Stephanie Smith, Food Safety

Many of us will be spending this weekend watching the Super Bowl. Given that we are still in the midst of the COVID-19 pandemic, it is extremely important to limit close contact with others, wear a mask around people outside of your home, engage in frequent handwashing and avoid sharing utensils. On a positive note, SARS-CoV-2 (the virus that causes COVID), is unlikely to be spread through food or surfaces. Though this is good news, you still need to take precautions to prevent foodborne illnesses. The following tips from the Centers for Disease Control and Prevention will help ensure your game day is a success.

Preparing Food

Always wash your hands with warm water and soap for 20 seconds before, during, and after preparing food and before eating. Be sure to wash cutting boards, dishes, utensils and countertops with hot, soapy water after preparing each food item, especially between preparing raw meat and ready to eat foods. Never wash food packaging or food with soap, bleach, sanitizer, alcohol, disinfectant or other chemicals as this can make your food unsafe to eat. Only use running water to wash fruit and vegetables.

Cooking

Poultry products, such as chicken wings, should be cooked to an internal temperature of at least 165 F as measured using a food thermometer. Ground meat and egg dishes should be cooked to an internal temperature of 160 F. If you are cooking foods that have been commercially processed, be sure to read the package instructions to ensure the food is adequately cooked. Most processed foods recommend cooking to an internal temperature of 165 F.

Holding and serving food

Hot food must be kept above 140 F and cold food must be kept below 40 F to prevent the growth of illness causing bacteria. Any food held at 40-140 F (the danger zone) must be discarded after two hours. To keep food out of the danger zone, use chaffing dishes, slow cookers, or warming trays to keep food hot. For cold foods, nest serving bowls into larger bowls filled with ice.

Wrapping up

Be sure to refrigerate or freeze any leftovers within two hours. Large quantities of food such as leftover casseroles, stews, or cuts of meat, should be divided into smaller portions to ensure rapid cooling. For information on how long food can be kept refrigerated or frozen, refer to the FoodKeeper app which can be found at www.foodsafety.gov/keep-food-safe/foodkeeper-app or downloaded onto your Apple or Android device. Be sure to always reheat leftovers to 165 F before consuming.
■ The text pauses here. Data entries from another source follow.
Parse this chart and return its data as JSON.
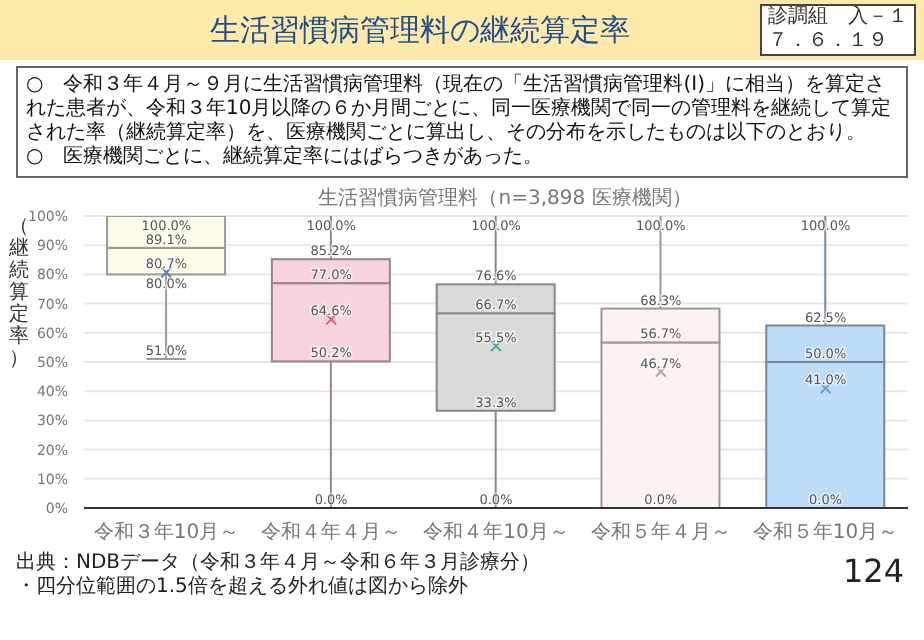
{
  "chart_data": {
    "type": "box",
    "title": "生活習慣病管理料の継続算定率",
    "subtitle": "生活習慣病管理料（n=3,898 医療機関）",
    "ylabel": "（継続算定率）",
    "categories": [
      "令和３年10月～",
      "令和４年４月～",
      "令和４年10月～",
      "令和５年４月～",
      "令和５年10月～"
    ],
    "boxes": [
      {
        "low": 51.0,
        "q1": 80.0,
        "median": 89.1,
        "q3": 100.0,
        "high": 100.0
      },
      {
        "low": 0.0,
        "q1": 50.2,
        "median": 77.0,
        "q3": 85.2,
        "high": 100.0
      },
      {
        "low": 0.0,
        "q1": 33.3,
        "median": 66.7,
        "q3": 76.6,
        "high": 100.0
      },
      {
        "low": 0.0,
        "q1": 0.0,
        "median": 56.7,
        "q3": 68.3,
        "high": 100.0
      },
      {
        "low": 0.0,
        "q1": 0.0,
        "median": 50.0,
        "q3": 62.5,
        "high": 100.0
      }
    ],
    "series": [
      {
        "type": "scatter",
        "x": [
          "令和３年10月～",
          "令和４年４月～",
          "令和４年10月～",
          "令和５年４月～",
          "令和５年10月～"
        ],
        "values": [
          80.7,
          64.6,
          55.5,
          46.7,
          41.0
        ],
        "colors": [
          "#4a7fc0",
          "#d9607a",
          "#4aa8a0",
          "#b0a0a0",
          "#6a9fd0"
        ]
      }
    ],
    "marker": "cross",
    "colors": [
      "#fdfbe9",
      "#f7d4dd",
      "#d9d9d9",
      "#fdf2f2",
      "#bddcf8"
    ],
    "ylim": [
      0,
      100
    ],
    "yticks": [
      {
        "value": 0,
        "label": "0%"
      },
      {
        "value": 10,
        "label": "10%"
      },
      {
        "value": 20,
        "label": "20%"
      },
      {
        "value": 30,
        "label": "30%"
      },
      {
        "value": 40,
        "label": "40%"
      },
      {
        "value": 50,
        "label": "50%"
      },
      {
        "value": 60,
        "label": "60%"
      },
      {
        "value": 70,
        "label": "70%"
      },
      {
        "value": 80,
        "label": "80%"
      },
      {
        "value": 90,
        "label": "90%"
      },
      {
        "value": 100,
        "label": "100%"
      }
    ],
    "grid": "y",
    "annotations": [
      "診調組　入－１",
      "７．６．１９",
      "○　令和３年４月～９月に生活習慣病管理料（現在の「生活習慣病管理料(Ⅰ)」に相当）を算定された患者が、令和３年10月以降の６か月間ごとに、同一医療機関で同一の管理料を継続して算定された率（継続算定率）を、医療機関ごとに算出し、その分布を示したものは以下のとおり。",
      "○　医療機関ごとに、継続算定率にはばらつきがあった。",
      "出典：NDBデータ（令和３年４月～令和６年３月診療分）",
      "・四分位範囲の1.5倍を超える外れ値は図から除外",
      "124",
      {
        "text": "100.0%",
        "x": "令和３年10月～",
        "y": 100.0
      },
      {
        "text": "89.1%",
        "x": "令和３年10月～",
        "y": 89.1
      },
      {
        "text": "80.7%",
        "x": "令和３年10月～",
        "y": 80.7
      },
      {
        "text": "80.0%",
        "x": "令和３年10月～",
        "y": 80.0
      },
      {
        "text": "51.0%",
        "x": "令和３年10月～",
        "y": 51.0
      },
      {
        "text": "100.0%",
        "x": "令和４年４月～",
        "y": 100.0
      },
      {
        "text": "85.2%",
        "x": "令和４年４月～",
        "y": 85.2
      },
      {
        "text": "77.0%",
        "x": "令和４年４月～",
        "y": 77.0
      },
      {
        "text": "64.6%",
        "x": "令和４年４月～",
        "y": 64.6
      },
      {
        "text": "50.2%",
        "x": "令和４年４月～",
        "y": 50.2
      },
      {
        "text": "0.0%",
        "x": "令和４年４月～",
        "y": 0.0
      },
      {
        "text": "100.0%",
        "x": "令和４年10月～",
        "y": 100.0
      },
      {
        "text": "76.6%",
        "x": "令和４年10月～",
        "y": 76.6
      },
      {
        "text": "66.7%",
        "x": "令和４年10月～",
        "y": 66.7
      },
      {
        "text": "55.5%",
        "x": "令和４年10月～",
        "y": 55.5
      },
      {
        "text": "33.3%",
        "x": "令和４年10月～",
        "y": 33.3
      },
      {
        "text": "0.0%",
        "x": "令和４年10月～",
        "y": 0.0
      },
      {
        "text": "100.0%",
        "x": "令和５年４月～",
        "y": 100.0
      },
      {
        "text": "68.3%",
        "x": "令和５年４月～",
        "y": 68.3
      },
      {
        "text": "56.7%",
        "x": "令和５年４月～",
        "y": 56.7
      },
      {
        "text": "46.7%",
        "x": "令和５年４月～",
        "y": 46.7
      },
      {
        "text": "0.0%",
        "x": "令和５年４月～",
        "y": 0.0
      },
      {
        "text": "100.0%",
        "x": "令和５年10月～",
        "y": 100.0
      },
      {
        "text": "62.5%",
        "x": "令和５年10月～",
        "y": 62.5
      },
      {
        "text": "50.0%",
        "x": "令和５年10月～",
        "y": 50.0
      },
      {
        "text": "41.0%",
        "x": "令和５年10月～",
        "y": 41.0
      },
      {
        "text": "0.0%",
        "x": "令和５年10月～",
        "y": 0.0
      }
    ]
  }
}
Now that we have covered safe food handling, here is a game day recipe from the Partnership for Food Safety.

Lemon-Pesto Chicken Wings

Ingredients

4 lbs. chicken wings, tips removed

3/4 cup store-bought basil pesto

1 Tbsp. crushed red pepper flakes

1 Tbsp. lemon juice

1 Tbsp. lemon zest

Directions

1. Wash hands with soap and water.

2. Preheat oven to 400 F.

3. Place wings in a single layer on a rimmed baking sheet. Do not rinse raw poultry.

4. Wash hands with soap and water after handling uncooked chicken.

5. Place sheet in oven and bake wings for 25–30 minutes, until they are well browned and crispy, and the internal temperature reaches 165 °F on food thermometer.

6. While wings are roasting, combine pesto, red pepper flakes, lemon juice and lemon zest (the peel without any of the white pith) in a bowl large enough to hold all wings.

7. When wings are cooked, remove from oven and place in pesto mixture. Toss to coat well.

More recipes can be found at www.fightbac.org/safe-recipes-entrees/.

We hope you have a happy and safe game day!